Question

# Consider this scenario: An American company would like to barrow fixed-rate yen. They can barrow fixed-rate...

Consider this scenario: An American company would like to barrow fixed-rate yen. They can barrow fixed-rate yen at 5.4% or floating-rate dollars at LIBOR + 1.24%. There is also an Asian company who would like to borrow floating-rate dollars. They can borrow fixed-rate yen at 5.8% or floating-rate dollars at LIBOR + 1.7%. What is the total cost savings which can be realized through an interest rate/currency swap between the two?

In a swap, both companies will borrow at the opposite rate of what they desire. So, American company will borrow @LIBOR + 1.24% and Asian company will borrow @5.8%. They will then, enter a swap agreement, where American company will take the fixed rate of the Asian company and Asian company will take the floating rate of the American company.

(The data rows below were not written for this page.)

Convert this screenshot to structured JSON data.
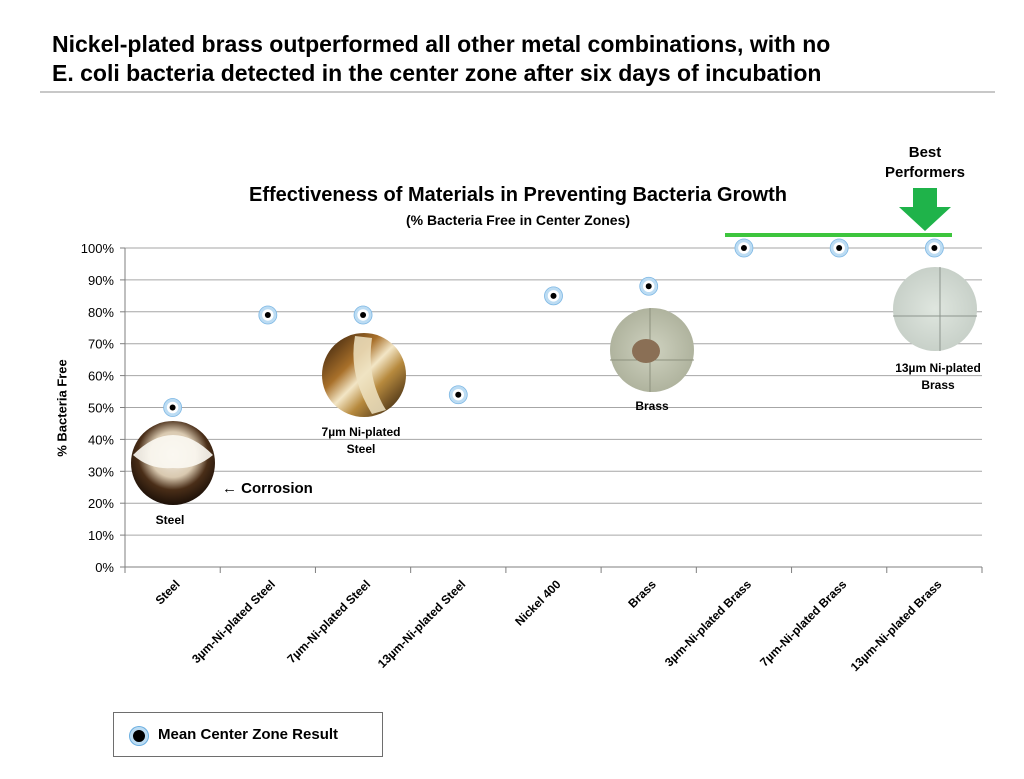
{
  "slide": {
    "title_line1": "Nickel-plated brass outperformed all other metal combinations, with no",
    "title_line2": "E. coli bacteria detected in the center zone after six days of incubation"
  },
  "best": {
    "line1": "Best",
    "line2": "Performers",
    "highlight_color": "#3dc53d",
    "icon": "down-arrow-icon"
  },
  "legend": {
    "label": "Mean Center Zone Result",
    "marker_fill": "#000000",
    "marker_ring": "#bcdcf3"
  },
  "photos": [
    {
      "label": "Steel",
      "annotation": "← Corrosion",
      "category": "Steel"
    },
    {
      "label": "7µm Ni-plated Steel",
      "category": "7µm-Ni-plated Steel"
    },
    {
      "label": "Brass",
      "category": "Brass"
    },
    {
      "label": "13µm Ni-plated Brass",
      "category": "13µm-Ni-plated Brass"
    }
  ],
  "chart_data": {
    "type": "scatter",
    "title": "Effectiveness of Materials in Preventing Bacteria Growth",
    "subtitle": "(% Bacteria Free in Center Zones)",
    "xlabel": "",
    "ylabel": "% Bacteria Free",
    "ylim": [
      0,
      100
    ],
    "yticks": [
      "0%",
      "10%",
      "20%",
      "30%",
      "40%",
      "50%",
      "60%",
      "70%",
      "80%",
      "90%",
      "100%"
    ],
    "grid": true,
    "categories": [
      "Steel",
      "3µm-Ni-plated Steel",
      "7µm-Ni-plated Steel",
      "13µm-Ni-plated Steel",
      "Nickel 400",
      "Brass",
      "3µm-Ni-plated Brass",
      "7µm-Ni-plated Brass",
      "13µm-Ni-plated Brass"
    ],
    "series": [
      {
        "name": "Mean Center Zone Result",
        "values": [
          50,
          79,
          79,
          54,
          85,
          88,
          100,
          100,
          100
        ]
      }
    ],
    "legend_position": "bottom-left"
  }
}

Now, American company could borrow locally @5.4% but in the swap, they are getting a rate @5.8%. So, it is at a loss of 0.40%. This loss will be compensated from the mutual swap cost savings or gain.

The Asian company could borrow locally @ LIBOR + 1.7% whereas in the swap, it is getting a rate @ LIBOR + 1.24%. So, their is a gain of 0.46%.

Net cost savings = 0.46% - 0.40% = 0.06%

This gain will be shared equally among the two.